Only that DLP printing time can be faster compared to SLA since it creates layers at one instant rather than tracing with the point of the laser.

5. Material Jetting (MJ)

Material jetting is a process and a type in itself.

It uses inkjet technology just like ordinary printers. where the print head moves along the build platform and sprays the photopolymer material on the base creating the first cross section of the part and then ultraviolet light attached to the print head are used to cure the material as it is printed.

After the first layer is completed, the build platform moves downward allowing space for the print head to create the second layer and so on.

Support materials are added as the object is printed to give supplemental strength.

The biggest difference between material jetting and the former types of printing is that it rapidly deposits its build material in a line-wise way. Making the printing process speed faster.

6. Selective Laser Sintering (SLS)

Selective Laser Sintering (SLS)

Selective laser sintering is a 3d printing type that uses a powder bed fusion process.

The build platform starts at the bottom and the laser at the top.

The laser shoots CO2 beams that heat the surface according to the computer-aided design after it is split into layers.

The laser then will sinter the powder selectively and will solidify a cross-section creating a layer of the object. These laser beams are directed by the use of a pair of galvanometer mirrors like the SLA type.

After a cross-section is created of the object and a layer is complete, the build platform moves down allowing space for the powder to be placed on top of it and bringing the first layer beneath.

As the build platform is brought down a layer, the supply chamber is brought up and a recoating blade swipes across the build platform depositing a new fresh layer of powder on top of the first layer and the process is repeated again until the entire object is printed.

The excess powder deposited by the recoating blade that was not heated by the beams remains still to create a support for the object being printed, thus eliminating the need for support structures as it provides one for itself.

7. Selective Laser Melting (SLM)

Selective Laser Melting (SLM)

Selective laser melting uses the process of powder bed fusion which is similar to the SLS 3D printing type.

It uses light beams aimed through the galvanometer mirrors to heat the powder.

The difference is that selective laser melting is used to produce metal parts by heating the powder to the point where the metal powder is fully melted creating a homogeneous part.

Another type similar to this is Direct metal laser sintering (DMLS) which unlike the SLM does not melt the powder but heats it to fuse the parts together.

Both SLM and DMLS require support structures, unlike SLS.

8. Electron Beam Melting (EBM)

Electron Beam Melting (EBM)

Electron beam melting is similar to SLM as they both use the powder bed fusion process.

The difference is that it uses a high energy electron beam to create fusion among the particles of the metal powder.

EBM is also used to create metal parts although it has a superior printing speed, the size of the printed objects are typically larger than objects printed by SLM.

9. Sand Binder Jetting

Sand Binder Jetting

Sand binder jetting is a 3d printing method using the process of binder jetting, binder jetting uses a liquid bonding agent that bind areas of a powder bed selectively.

It is similar to the selective laser sintering method as it requires a powder bed but instead of using laser beams that sinter the powder on the build platform.

It uses a printer head that moves over the powder platform to deposit binder droplets that bind the powder particles with each other to create each of the layers lowering the powder bed to create space for new layers.

The object remains in the powder bed to cure acting as a support structure.
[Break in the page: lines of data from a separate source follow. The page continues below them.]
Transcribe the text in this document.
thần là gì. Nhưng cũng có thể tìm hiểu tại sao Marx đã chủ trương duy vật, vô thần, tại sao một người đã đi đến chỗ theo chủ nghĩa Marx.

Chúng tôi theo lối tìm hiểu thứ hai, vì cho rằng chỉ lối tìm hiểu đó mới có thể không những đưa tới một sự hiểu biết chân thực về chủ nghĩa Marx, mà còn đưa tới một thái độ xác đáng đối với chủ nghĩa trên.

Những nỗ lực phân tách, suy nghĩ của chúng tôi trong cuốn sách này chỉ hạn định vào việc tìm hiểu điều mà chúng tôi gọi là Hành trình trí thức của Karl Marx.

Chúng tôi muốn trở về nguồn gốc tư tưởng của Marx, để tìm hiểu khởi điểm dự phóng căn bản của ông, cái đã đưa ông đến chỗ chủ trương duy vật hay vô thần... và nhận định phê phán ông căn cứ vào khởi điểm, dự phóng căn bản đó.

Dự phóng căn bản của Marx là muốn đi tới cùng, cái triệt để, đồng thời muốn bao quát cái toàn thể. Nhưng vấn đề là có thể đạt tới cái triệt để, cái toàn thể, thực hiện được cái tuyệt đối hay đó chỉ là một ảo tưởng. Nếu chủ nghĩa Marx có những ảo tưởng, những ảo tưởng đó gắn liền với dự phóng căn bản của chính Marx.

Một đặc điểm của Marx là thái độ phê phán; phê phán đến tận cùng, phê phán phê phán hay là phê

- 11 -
It can create models with full colors two print heads one jetting the binding agent and the other jetting color

10. Metal Binder Jetting

Quite similar to the sand binder jetting, metal binder jetting does the same thing but for creating parts out of metal objects rather than sand.

A printer head lays down the material on the metal powder bed and then the layer is cured and the bonding agent binds the powder particles.

Then the build platform moves down allowing for space for the new layer to be added.